How many islands are in Indonesia? You might think that the answer “a lot” is a bit glib, but it turns out that the Republic of Indonesia itself doesn’t really know, either. The nation of many islands consists of so many small land masses that they have never been officially counted. Until now: As the BBC reports, Indonesia is embarking on an ambitious island census.
The census is a bid to mark Indonesian territory by registering the islands with the United Nations, the BBC reports. As the Financial Times’ Ben Bland explains, Indonesia fought hard for the legal concept of an “archipelagic state”—a country that controls not just the waters inside it, but around it. The concept led to a long definition in the UN Convention on the Law of the Sea, an international treaty that establishes how UN member nations deal with oceans.
That treaty contains another key definition, the BBC notes: one that describes an island.
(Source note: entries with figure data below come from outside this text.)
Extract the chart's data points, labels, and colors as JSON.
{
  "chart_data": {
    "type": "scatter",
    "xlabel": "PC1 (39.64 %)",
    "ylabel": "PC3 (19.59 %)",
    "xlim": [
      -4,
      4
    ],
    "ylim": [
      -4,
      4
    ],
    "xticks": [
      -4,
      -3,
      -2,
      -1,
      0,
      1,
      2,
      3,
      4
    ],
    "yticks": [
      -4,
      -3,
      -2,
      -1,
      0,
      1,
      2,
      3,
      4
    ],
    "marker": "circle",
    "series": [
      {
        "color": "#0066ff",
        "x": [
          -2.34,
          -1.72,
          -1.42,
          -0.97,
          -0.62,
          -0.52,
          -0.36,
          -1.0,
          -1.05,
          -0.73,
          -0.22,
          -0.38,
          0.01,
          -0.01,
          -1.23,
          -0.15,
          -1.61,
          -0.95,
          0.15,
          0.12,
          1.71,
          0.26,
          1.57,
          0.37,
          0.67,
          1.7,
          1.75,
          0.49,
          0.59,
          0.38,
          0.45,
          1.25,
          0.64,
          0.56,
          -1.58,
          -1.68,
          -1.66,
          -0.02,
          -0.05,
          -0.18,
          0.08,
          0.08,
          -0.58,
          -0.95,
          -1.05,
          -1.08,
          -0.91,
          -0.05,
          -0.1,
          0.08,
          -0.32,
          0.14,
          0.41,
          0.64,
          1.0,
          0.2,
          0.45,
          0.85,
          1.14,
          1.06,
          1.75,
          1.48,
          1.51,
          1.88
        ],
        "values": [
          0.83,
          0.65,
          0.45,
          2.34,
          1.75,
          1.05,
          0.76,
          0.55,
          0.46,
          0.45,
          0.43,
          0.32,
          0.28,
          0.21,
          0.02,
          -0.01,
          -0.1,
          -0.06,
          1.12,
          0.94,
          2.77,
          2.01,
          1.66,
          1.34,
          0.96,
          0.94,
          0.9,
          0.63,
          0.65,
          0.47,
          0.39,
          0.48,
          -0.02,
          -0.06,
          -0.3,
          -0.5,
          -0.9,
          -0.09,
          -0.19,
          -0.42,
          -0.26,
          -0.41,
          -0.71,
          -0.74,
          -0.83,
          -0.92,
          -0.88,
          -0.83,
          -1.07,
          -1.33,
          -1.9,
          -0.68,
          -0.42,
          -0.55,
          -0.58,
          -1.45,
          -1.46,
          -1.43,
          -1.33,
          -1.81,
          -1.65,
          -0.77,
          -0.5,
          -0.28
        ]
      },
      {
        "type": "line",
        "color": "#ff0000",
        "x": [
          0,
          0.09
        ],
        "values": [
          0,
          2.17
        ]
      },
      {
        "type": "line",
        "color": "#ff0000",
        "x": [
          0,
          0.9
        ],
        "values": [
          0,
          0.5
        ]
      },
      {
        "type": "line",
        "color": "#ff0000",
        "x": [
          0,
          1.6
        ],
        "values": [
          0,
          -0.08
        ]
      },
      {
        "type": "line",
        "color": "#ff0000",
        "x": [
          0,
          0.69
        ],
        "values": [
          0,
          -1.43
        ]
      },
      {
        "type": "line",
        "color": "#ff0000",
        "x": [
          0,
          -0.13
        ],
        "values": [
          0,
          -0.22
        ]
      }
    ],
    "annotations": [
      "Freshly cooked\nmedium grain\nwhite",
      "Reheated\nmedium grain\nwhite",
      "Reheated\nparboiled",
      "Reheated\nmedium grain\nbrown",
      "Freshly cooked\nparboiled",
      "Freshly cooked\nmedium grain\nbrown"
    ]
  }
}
According to the treaty, an island is a natural land mass that is surrounded by water and that is not obscured by water during a high tide. Indonesia certainly doesn’t lack for those—but it can’t seem to keep its numbers straight. It’s submitted varying estimates of its number of islands over the years, perhaps because the definition of “island” doesn’t depend on whether it’s inhabited, above a certain size, or even named.
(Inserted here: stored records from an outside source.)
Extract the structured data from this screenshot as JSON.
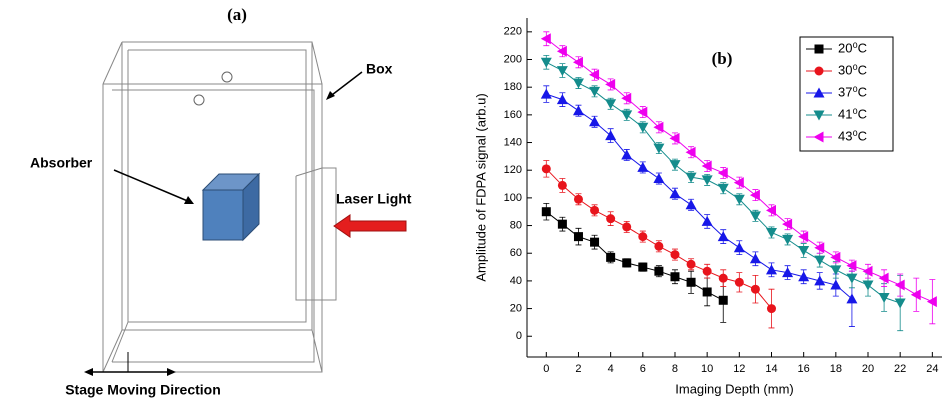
{
  "diagram": {
    "panel_label": "(a)",
    "box_label": "Box",
    "absorber_label": "Absorber",
    "laser_label": "Laser Light",
    "stage_label": "Stage Moving Direction"
  },
  "chart_data": {
    "type": "line",
    "panel_label": "(b)",
    "x_label": "Imaging Depth (mm)",
    "y_label": "Amplitude of FDPA signal (arb.u)",
    "xlim": [
      -1.2,
      24.6
    ],
    "ylim": [
      -15,
      230
    ],
    "xticks": [
      0,
      2,
      4,
      6,
      8,
      10,
      12,
      14,
      16,
      18,
      20,
      22,
      24
    ],
    "yticks": [
      0,
      20,
      40,
      60,
      80,
      100,
      120,
      140,
      160,
      180,
      200,
      220
    ],
    "legend": "top-right",
    "series": [
      {
        "name": "20⁰C",
        "color": "#000000",
        "marker": "square",
        "x": [
          0,
          1,
          2,
          3,
          4,
          5,
          6,
          7,
          8,
          9,
          10,
          11
        ],
        "values": [
          90,
          81,
          72,
          68,
          57,
          53,
          50,
          47,
          43,
          39,
          32,
          26
        ],
        "errors": [
          6,
          5,
          6,
          5,
          4,
          3,
          3,
          4,
          5,
          8,
          10,
          16
        ]
      },
      {
        "name": "30⁰C",
        "color": "#e8141c",
        "marker": "circle",
        "x": [
          0,
          1,
          2,
          3,
          4,
          5,
          6,
          7,
          8,
          9,
          10,
          11,
          12,
          13,
          14
        ],
        "values": [
          121,
          109,
          99,
          91,
          85,
          79,
          72,
          65,
          59,
          52,
          47,
          42,
          39,
          34,
          20
        ],
        "errors": [
          6,
          5,
          4,
          4,
          5,
          4,
          4,
          4,
          4,
          4,
          5,
          6,
          7,
          10,
          14
        ]
      },
      {
        "name": "37⁰C",
        "color": "#1717e8",
        "marker": "triangle-up",
        "x": [
          0,
          1,
          2,
          3,
          4,
          5,
          6,
          7,
          8,
          9,
          10,
          11,
          12,
          13,
          14,
          15,
          16,
          17,
          18,
          19
        ],
        "values": [
          175,
          171,
          163,
          155,
          145,
          131,
          122,
          114,
          103,
          95,
          83,
          72,
          64,
          56,
          48,
          46,
          43,
          40,
          37,
          27
        ],
        "errors": [
          6,
          5,
          4,
          4,
          5,
          4,
          4,
          4,
          4,
          4,
          5,
          5,
          5,
          5,
          5,
          5,
          5,
          6,
          8,
          20
        ]
      },
      {
        "name": "41⁰C",
        "color": "#148c8c",
        "marker": "triangle-down",
        "x": [
          0,
          1,
          2,
          3,
          4,
          5,
          6,
          7,
          8,
          9,
          10,
          11,
          12,
          13,
          14,
          15,
          16,
          17,
          18,
          19,
          20,
          21,
          22
        ],
        "values": [
          198,
          192,
          183,
          177,
          168,
          160,
          151,
          136,
          124,
          115,
          113,
          107,
          99,
          87,
          75,
          70,
          62,
          55,
          48,
          42,
          37,
          28,
          24
        ],
        "errors": [
          5,
          5,
          4,
          4,
          4,
          4,
          4,
          4,
          4,
          4,
          4,
          4,
          4,
          4,
          4,
          4,
          5,
          5,
          6,
          7,
          8,
          10,
          20
        ]
      },
      {
        "name": "43⁰C",
        "color": "#ee00ee",
        "marker": "triangle-left",
        "x": [
          0,
          1,
          2,
          3,
          4,
          5,
          6,
          7,
          8,
          9,
          10,
          11,
          12,
          13,
          14,
          15,
          16,
          17,
          18,
          19,
          20,
          21,
          22,
          23,
          24
        ],
        "values": [
          215,
          206,
          198,
          189,
          182,
          172,
          162,
          151,
          143,
          133,
          123,
          118,
          111,
          102,
          91,
          81,
          72,
          64,
          57,
          51,
          47,
          42,
          37,
          30,
          25
        ],
        "errors": [
          5,
          4,
          4,
          4,
          4,
          4,
          4,
          4,
          4,
          4,
          4,
          4,
          4,
          4,
          4,
          4,
          4,
          4,
          4,
          4,
          5,
          6,
          8,
          12,
          16
        ]
      }
    ]
  }
}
But the estimates are just that: estimates. With satellite technology, Indonesia upped its estimate from 17,508 in 1996 to over 18,000 in 2003. As the Indonesian news agency reported earlier this year, the hope is to bring the official UN count up to at least 14,572 named islands. But even that won’t take all of the country’s many unnamed islands into consideration.
Still, not all islands Indonesia claims are willing to stay there. In 2002, the International Court of Justice forced Indonesia to cede Ligitan and Sipadan, two tiny islands, to Malaysia, and after a 24-year occupation East Timor became an independent nation from Indonesia (also in 2002).
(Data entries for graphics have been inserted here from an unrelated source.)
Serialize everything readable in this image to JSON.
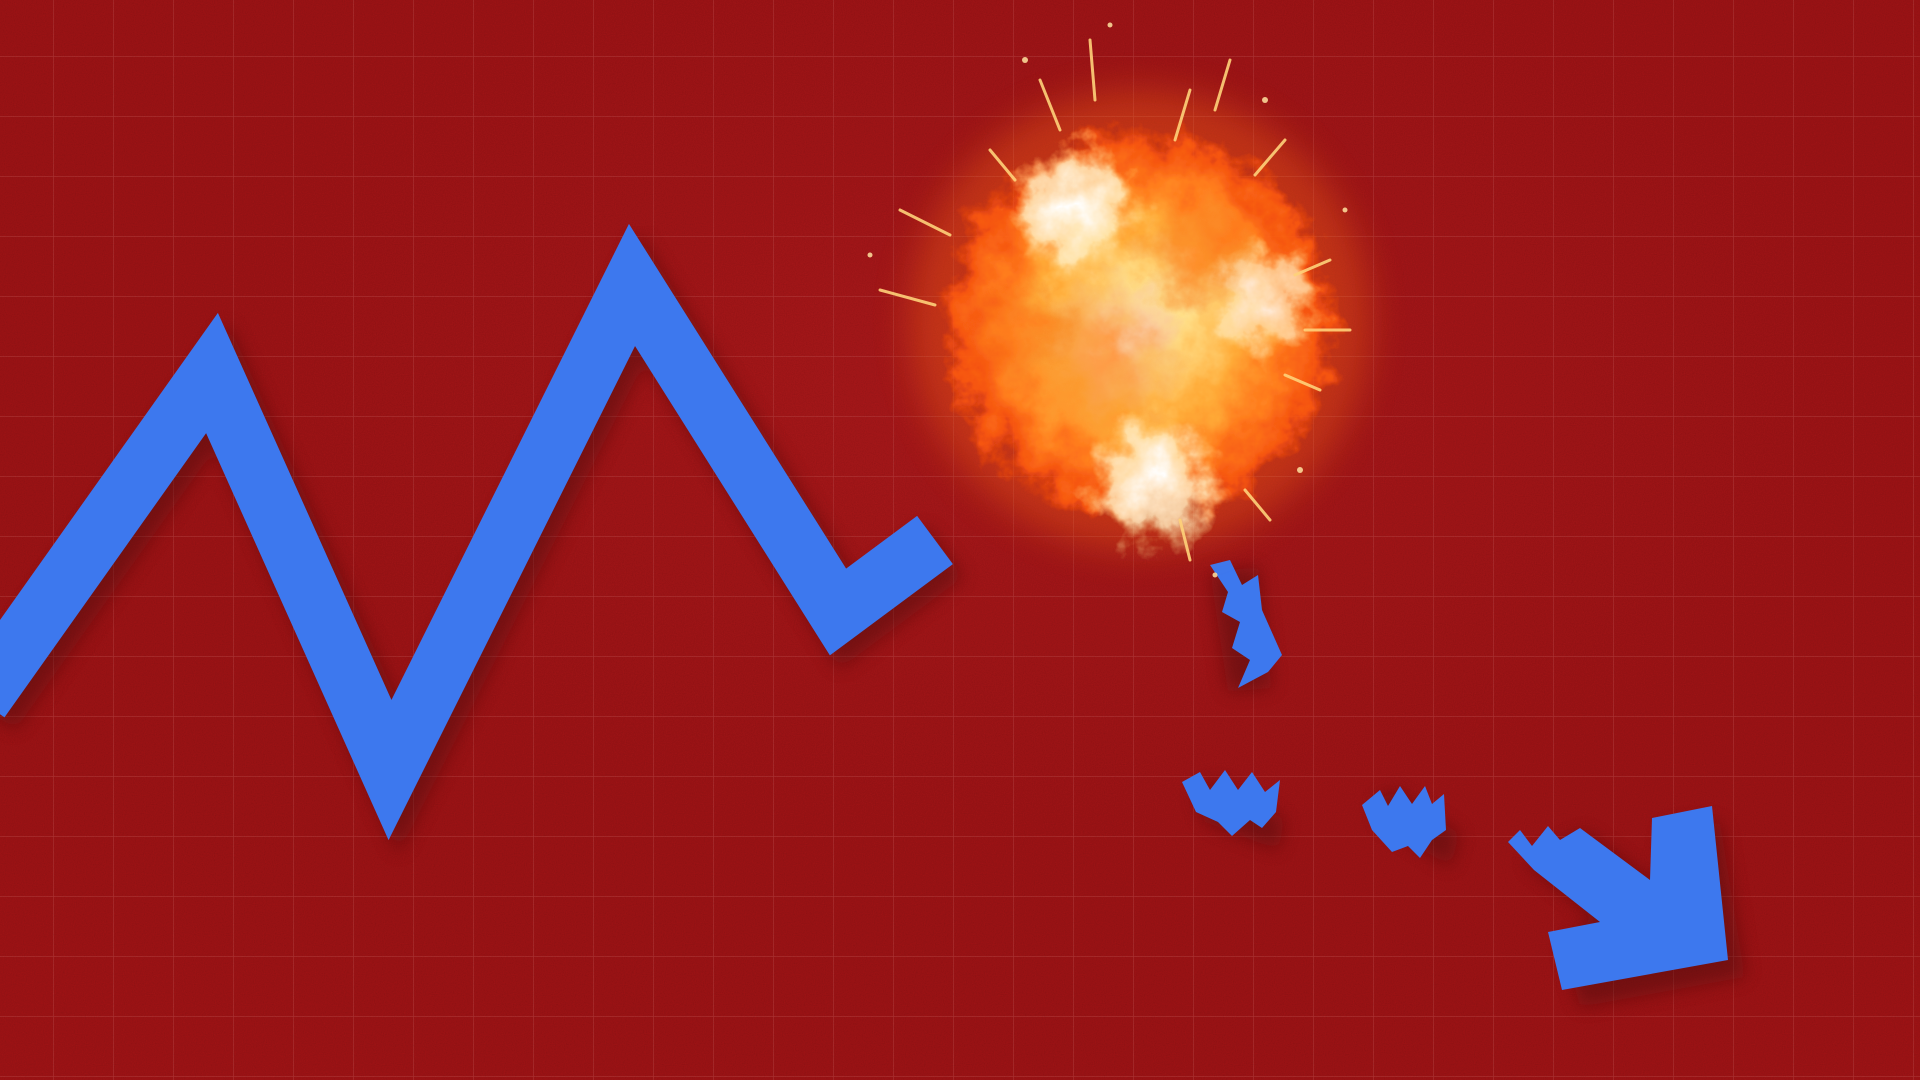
{
  "colors": {
    "background": "#a41416",
    "background_dark": "#8e0f12",
    "grid_line": "#c24a4a",
    "arrow_blue": "#3d78ee",
    "arrow_blue_shadow": "#5a0a0c",
    "explosion_core": "#fff4cf",
    "explosion_mid": "#ffb13a",
    "explosion_outer": "#ff6a12",
    "explosion_spark": "#ffd27a"
  },
  "scene": {
    "subject": "blue-zigzag-trend-arrow",
    "event": "explosion",
    "icons": [
      "trend-arrow-icon",
      "explosion-icon",
      "arrow-fragment-icon",
      "arrowhead-icon"
    ]
  }
}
The total number of islands in Indonesia has big geopolitical implications. Voice of America’s Pete Cobus notes that the area is one of the world’s most important waterways, home to a third of the world’s maritime traffic and up to $5 trillion in trade. Indonesian vessels recently clashed with Vietnamese ones in the area, and questions of sovereignty continue to roil the waterway.
With maritime tensions in Asia on the rise, fueled by controversy over island ownership in the South China Sea, not to mention climate concerns—thousands of Indonesia’s islands are threatened by rising seas—and fears of private companies taking over small islands, there's no doubt that numerical drama will play out at the UN Conference on the Standardization of Geographic Names this summer when the conference decides which names go on official maps.
But first, Indonesia must finish its own big task—counting all of those islands.